Crane had to disguise his laughter with a quick cough. "I see. No snakes emerging from the toilet?"
Brett shook his head.
"No—oh, what were some of your film plots—no vampire strippers? No Bigfoot lusting after coeds?"
"My landlord is calling the cops to throw me out. Sharon, wait, I promise I'll pay the cable bill!"
"Remember this. Real human fear. No more ratty costumes, no more clowns, no more naked romps in the murder cabin," Crane said.
Brett grasped for something, likely the hallucination of his girlfriend heading for the door. Or maybe it was the ghost of his old career descending into hell, where it belonged.
"That's the hour." Crane sat for another few minutes, watching Brett flinch and make promises to the air. "Wire my consultation fee to the account I provided. And I will keep an eye open for your next movie."
With that, Crane rose from his chair. He made a quick exit from the room and found himself in a hallway. There was nothing unexpected about that: he'd walked down the same hallway a little over an hour ago. Only, thanks to the minor dose of fear toxin, it wasn't quite the same.
"Shame Brett can't see this," Crane said aloud. "This would be a perfect setting for any horror movie."
What had been a dimly lit hallway on the basement floor of a nearly-deserted, rundown office building was still all of those things, but the atmosphere had changed. It was more...liminal. Off-putting. The air was cooler, damper, heavier, like Crane was standing inside a tunnel under a river. When he touched a hand to the wall, his fingers came away wet.
"Maybe I should have deployed my mask after all." Crane wiped his hand on his trousers. He took a deep (but shaky) breath.
Crane forced himself to take a few steps down the hall. The floor felt uneven. When he looked down everything appeared to be in order, but upon looking straight again, the walls now seemed to stretch and bend.

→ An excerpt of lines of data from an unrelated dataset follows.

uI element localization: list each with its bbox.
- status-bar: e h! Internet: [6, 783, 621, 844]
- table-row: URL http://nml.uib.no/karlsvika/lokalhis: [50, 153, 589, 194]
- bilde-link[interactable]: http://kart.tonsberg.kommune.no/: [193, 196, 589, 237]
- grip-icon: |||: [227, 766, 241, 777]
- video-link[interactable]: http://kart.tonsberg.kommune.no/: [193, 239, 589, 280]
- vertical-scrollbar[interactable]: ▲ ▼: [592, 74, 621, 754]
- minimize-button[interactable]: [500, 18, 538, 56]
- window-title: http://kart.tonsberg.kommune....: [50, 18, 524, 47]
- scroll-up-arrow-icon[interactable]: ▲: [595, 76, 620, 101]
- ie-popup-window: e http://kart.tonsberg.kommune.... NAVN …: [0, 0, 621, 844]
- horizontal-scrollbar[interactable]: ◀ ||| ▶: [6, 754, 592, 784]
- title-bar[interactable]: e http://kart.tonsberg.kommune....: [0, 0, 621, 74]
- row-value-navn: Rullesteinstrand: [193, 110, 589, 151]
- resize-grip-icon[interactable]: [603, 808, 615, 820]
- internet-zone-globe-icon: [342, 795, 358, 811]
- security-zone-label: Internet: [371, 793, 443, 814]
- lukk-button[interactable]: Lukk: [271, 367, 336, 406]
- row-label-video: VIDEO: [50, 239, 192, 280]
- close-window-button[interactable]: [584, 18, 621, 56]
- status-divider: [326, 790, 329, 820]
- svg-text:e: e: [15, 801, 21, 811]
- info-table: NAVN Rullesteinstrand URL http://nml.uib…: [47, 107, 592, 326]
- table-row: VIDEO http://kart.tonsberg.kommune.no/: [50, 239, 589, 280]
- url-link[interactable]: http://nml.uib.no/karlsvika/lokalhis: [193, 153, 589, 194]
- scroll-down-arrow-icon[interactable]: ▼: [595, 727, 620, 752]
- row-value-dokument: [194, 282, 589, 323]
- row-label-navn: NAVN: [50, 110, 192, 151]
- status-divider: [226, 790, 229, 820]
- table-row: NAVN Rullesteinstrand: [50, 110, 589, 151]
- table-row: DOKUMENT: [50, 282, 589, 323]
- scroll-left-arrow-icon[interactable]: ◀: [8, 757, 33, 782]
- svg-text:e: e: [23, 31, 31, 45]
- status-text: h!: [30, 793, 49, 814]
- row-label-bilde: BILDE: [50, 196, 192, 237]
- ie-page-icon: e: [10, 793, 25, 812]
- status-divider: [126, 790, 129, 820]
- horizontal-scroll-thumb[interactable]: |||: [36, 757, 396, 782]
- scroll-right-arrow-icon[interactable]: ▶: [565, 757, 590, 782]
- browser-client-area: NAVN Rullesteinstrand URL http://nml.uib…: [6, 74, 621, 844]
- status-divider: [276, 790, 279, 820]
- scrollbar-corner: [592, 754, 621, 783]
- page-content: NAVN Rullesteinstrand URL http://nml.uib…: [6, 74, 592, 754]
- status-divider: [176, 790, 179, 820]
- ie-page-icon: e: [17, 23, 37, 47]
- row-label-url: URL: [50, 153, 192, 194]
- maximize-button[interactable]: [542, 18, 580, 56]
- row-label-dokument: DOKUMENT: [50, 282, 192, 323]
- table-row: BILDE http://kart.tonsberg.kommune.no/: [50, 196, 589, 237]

"Damn it." Trying to find the elevator while the hallway behaved like the body of a serpent was not going to be a fruitful venture. Crane turned back the way he'd come and re-entered the dusty little conference room.
"Sharon, you're back?! I don't have the money yet, please baby, don't-"
"I'm not Sharon!" Crane snapped. "I'm an idiot too sure of his tolerance to his own drug."
With no other option, Crane returned to his seat. Brett kept talking to Sharon, begging her to give him more time, he was really onto something, he just needed one more chance. Crane rolled his eyes at how purely pathetic it all was. The thrill of unleashing Brett's fears was long gone, replaced with an unpalatable combination of boredom and disgust.
"You're going to pay me for every minute I spend in here, subjected to your caterwauling."
Brett let loose a fresh howl of pure woe. "But I don't have any more money! I'll have to sell...some stuff...just to pay for the consult!"
That was true. If Brett couldn't pay the cable bill and win back Sharon, he certainly couldn't produce enough cash to make up for Crane's wasted time. Crane thought about his options for a moment. "I have a better idea, one that will pay dividends if your next film exceeds expectations. You are going to give me royalties for my work, a fraction of your profits, however large or meager they may be."
"But what if I don't have any profits?" Brett asked.
"Then I'm going to hunt you down and you will pay me back by becoming my test subject," Crane replied.
Brett gulped.
"For your sake, let's hope for a rousing commercial success."